Perfect binding is often used for books with a higher page count, such as novels, magazines, and catalogs. It is a popular binding method for paperback books and is seen in many commercial printing applications.
The process of perfect binding begins by printing the pages of the book on large sheets of paper, typically with multiple pages printed on each sheet. These sheets are then folded in half to create the individual pages of the book (a folded group of pages from one sheet is called a signature).
Next, the folded pages are gathered together in the correct order and glued together at the spine edge. In some production processes, the ends of the signatures at the spine are cut off before the glue is applied. While in other processes, the signatures are glued together intact. In the latter case, sections of the signatures are milled or roughed up to allow the glue to penetrate into the spine of the block and thus better adhere to each page. Fully cut signatures are what you will see in most Print-on-Demand solutions. They are less durable than the alternative but cheaper.
If the book block is going into a softcover (a.k.a. paperback), the spine of the cover is most likely glued to the book block, and then both are trimmed to size once assembled.
Hardcover books can have a perfect binding. Often the book block is glued to endpapers, which are then glued to the inside of the front and back boards. Print-on-Demand hardcover books are printed this way.
One of the benefits of perfect binding is that it is a cost-effective binding method, particularly for books with a higher page count. It also offers a professional and polished look, making it a popular choice for commercial printing.
However, perfect binding has some limitations. It is not as durable as other binding methods, such as a sewn binding or stitch binding. The glue can become brittle over time, causing pages to fall out. This makes it unsuitable for archive-quality books. Additionally, it is not the best option for books that will be frequently used or handled, such as textbooks or reference materials.
There are different types of sewn bindings, including oversewing and Smyth Sewing. Note that sewn bindings can have either hardcovers or softcovers. Softcover books with durable sewn bindings include nature and outdoor guidebooks, which need to be both durable and portable.

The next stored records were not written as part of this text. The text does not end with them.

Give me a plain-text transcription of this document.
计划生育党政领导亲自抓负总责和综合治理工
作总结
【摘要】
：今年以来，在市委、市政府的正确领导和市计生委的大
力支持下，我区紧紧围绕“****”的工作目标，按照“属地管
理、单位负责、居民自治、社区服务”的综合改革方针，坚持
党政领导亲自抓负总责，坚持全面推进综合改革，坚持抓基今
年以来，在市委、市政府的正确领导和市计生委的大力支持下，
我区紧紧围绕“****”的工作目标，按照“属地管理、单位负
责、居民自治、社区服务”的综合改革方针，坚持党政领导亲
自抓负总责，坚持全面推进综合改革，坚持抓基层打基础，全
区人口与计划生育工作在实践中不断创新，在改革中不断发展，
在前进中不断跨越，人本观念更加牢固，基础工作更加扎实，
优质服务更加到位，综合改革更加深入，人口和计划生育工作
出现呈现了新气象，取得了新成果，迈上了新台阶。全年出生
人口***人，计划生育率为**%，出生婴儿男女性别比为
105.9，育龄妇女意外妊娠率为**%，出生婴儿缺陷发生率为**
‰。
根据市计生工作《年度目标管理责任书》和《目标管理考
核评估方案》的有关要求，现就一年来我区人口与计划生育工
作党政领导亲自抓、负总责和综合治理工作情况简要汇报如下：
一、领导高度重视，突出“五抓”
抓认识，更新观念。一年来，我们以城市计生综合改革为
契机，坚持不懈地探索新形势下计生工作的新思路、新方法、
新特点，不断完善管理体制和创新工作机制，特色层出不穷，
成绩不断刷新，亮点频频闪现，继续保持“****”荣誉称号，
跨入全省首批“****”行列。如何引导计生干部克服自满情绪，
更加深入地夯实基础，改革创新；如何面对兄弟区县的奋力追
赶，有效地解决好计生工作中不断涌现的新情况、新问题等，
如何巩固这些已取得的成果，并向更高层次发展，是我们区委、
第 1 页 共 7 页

A Smyth sewn binding is a commonly used book binding method that involves sewing the pages of a book together with thread. As a production process, it dates back to 1871 and the Smyth Manufacturing Company. This method creates a strong and durable binding that can withstand frequent use and handling.

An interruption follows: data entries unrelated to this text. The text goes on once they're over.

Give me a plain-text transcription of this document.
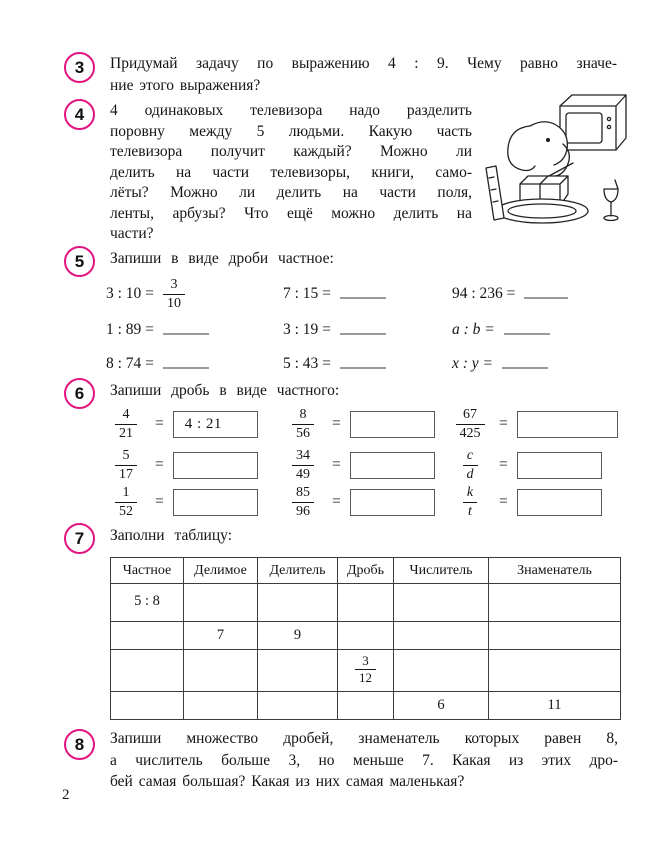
3	Придумай задачу по выражению 4 : 9. Чему равно значе-
ние этого выражения?
4	4 одинаковых телевизора надо разделить
поровну между 5 людьми. Какую часть
телевизора получит каждый? Можно ли
делить на части телевизоры, книги, само-
лёты? Можно ли делить на части поля,
ленты, арбузы? Что ещё можно делить на
части?
5	Запиши в виде дроби частное:
3 : $10 = \frac{3}{10}$	7 : 15 =	94 : 236 =
1 : 89 =	3 : 19 =	a : b =
8 : 74 =	5 : 43 =	x : y =
6	Запиши дробь в виде частного:
$\frac{4}{21}$ =	4 : 21	$\frac{8}{56}$ =	$\frac{67}{425}$ =
$\frac{5}{17}$ =	$\frac{34}{49}$ =	$\frac{c}{d}$ =
$\frac{1}{52}$ =	$\frac{85}{96}$ =	$\frac{k}{t}$ =
7	Заполни таблицу:
Частное	Делимое	Делитель	Дробь	Числитель	Знаменатель
5 : 8					
	7	9			

			$\frac{3}{12}$

				6	11
8	Запиши множество дробей, знаменатель которых равен 8,
а числитель больше 3, но меньше 7. Какая из этих дро-
бей самая большая? Какая из них самая маленькая?
2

The process of a sewn binding begins with folding large sheets of paper into signatures. The folded pages are gathered and sewn along the spine edge using a needle and thread. The thread is passed through the center of each signature and looped into any additional signatures, creating a series of loops that hold the pages together.

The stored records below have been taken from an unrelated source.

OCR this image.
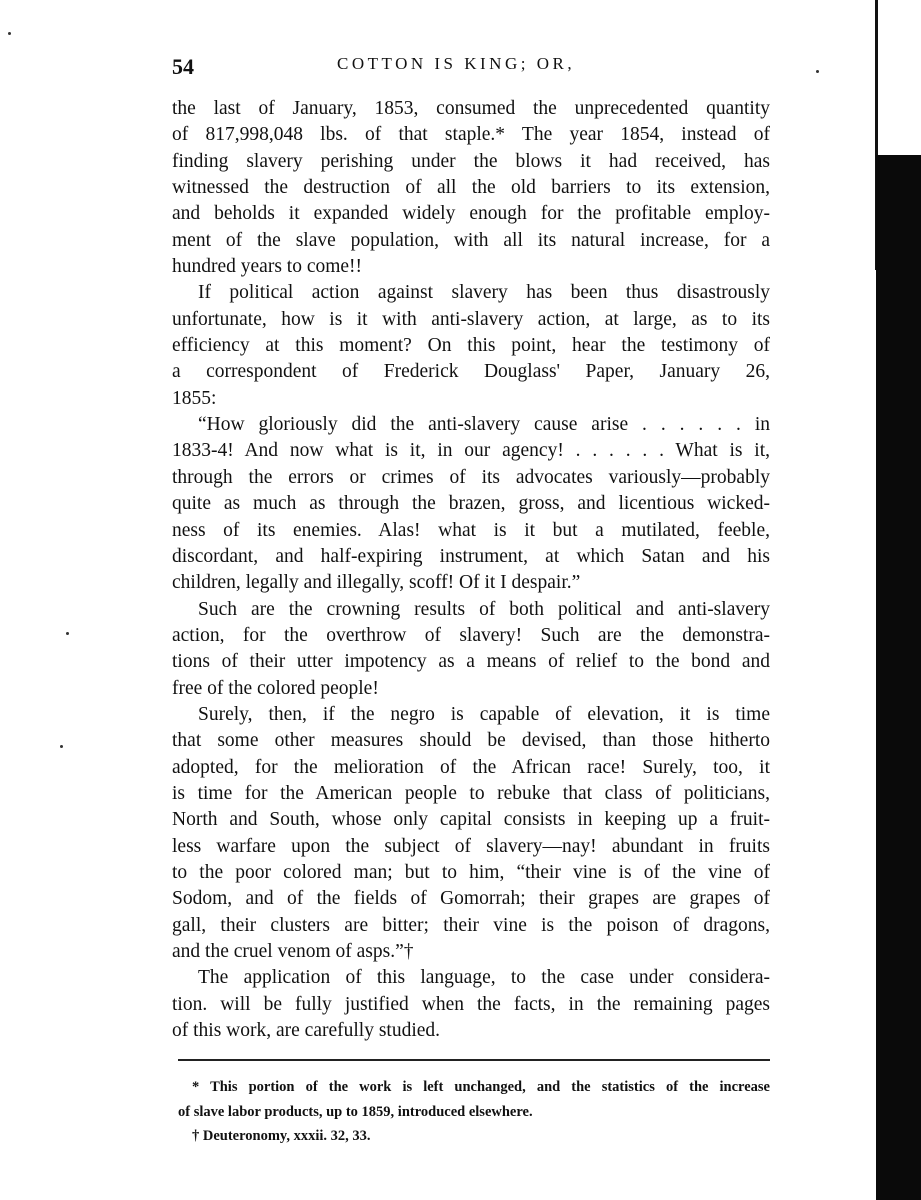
54	COTTON IS KING; OR,
the last of January, 1853, consumed the unprecedented quantity
of 817,998,048 lbs. of that staple.* The year 1854, instead of
finding slavery perishing under the blows it had received, has
witnessed the destruction of all the old barriers to its extension,
and beholds it expanded widely enough for the profitable employ-
ment of the slave population, with all its natural increase, for a
hundred years to come!!
If political action against slavery has been thus disastrously
unfortunate, how is it with anti-slavery action, at large, as to its
efficiency at this moment? On this point, hear the testimony of
a correspondent of Frederick Douglass' Paper, January 26,
1855:
“How gloriously did the anti-slavery cause arise . . . . . . in
1833-4! And now what is it, in our agency! . . . . . . What is it,
through the errors or crimes of its advocates variously—probably
quite as much as through the brazen, gross, and licentious wicked-
ness of its enemies. Alas! what is it but a mutilated, feeble,
discordant, and half-expiring instrument, at which Satan and his
children, legally and illegally, scoff! Of it I despair.”
Such are the crowning results of both political and anti-slavery
action, for the overthrow of slavery! Such are the demonstra-
tions of their utter impotency as a means of relief to the bond and
free of the colored people!
Surely, then, if the negro is capable of elevation, it is time
that some other measures should be devised, than those hitherto
adopted, for the melioration of the African race! Surely, too, it
is time for the American people to rebuke that class of politicians,
North and South, whose only capital consists in keeping up a fruit-
less warfare upon the subject of slavery—nay! abundant in fruits
to the poor colored man; but to him, “their vine is of the vine of
Sodom, and of the fields of Gomorrah; their grapes are grapes of
gall, their clusters are bitter; their vine is the poison of dragons,
and the cruel venom of asps.”†
The application of this language, to the case under considera-
tion. will be fully justified when the facts, in the remaining pages
of this work, are carefully studied.
* This portion of the work is left unchanged, and the statistics of the increase
of slave labor products, up to 1859, introduced elsewhere.
† Deuteronomy, xxxii. 32, 33.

After the pages are sewn together, a layer of glue is applied to the spine to reinforce the binding and to attach the endpapers, which are the first and last pages of the book. The cover is then attached to the book block via the endpapers.
A sewn book binding offers several advantages over other binding methods. It creates a strong and durable binding that can withstand frequent use and handling, making it a good choice for books that will be used as reference materials or textbooks (single pages won’t fall out over time). It also allows the book to lay flat when opened, making it easier to read and write in.
However, a sewn binding is more expensive and time-consuming than other binding methods. It may not be practical for books with a lower page count, and it may not be cost-effective for small print runs.
Book Design: A comprehensive guide by Andrew Haslam is an excellent resource for anyone wanting to dive further into the art and engineering of good book design and production.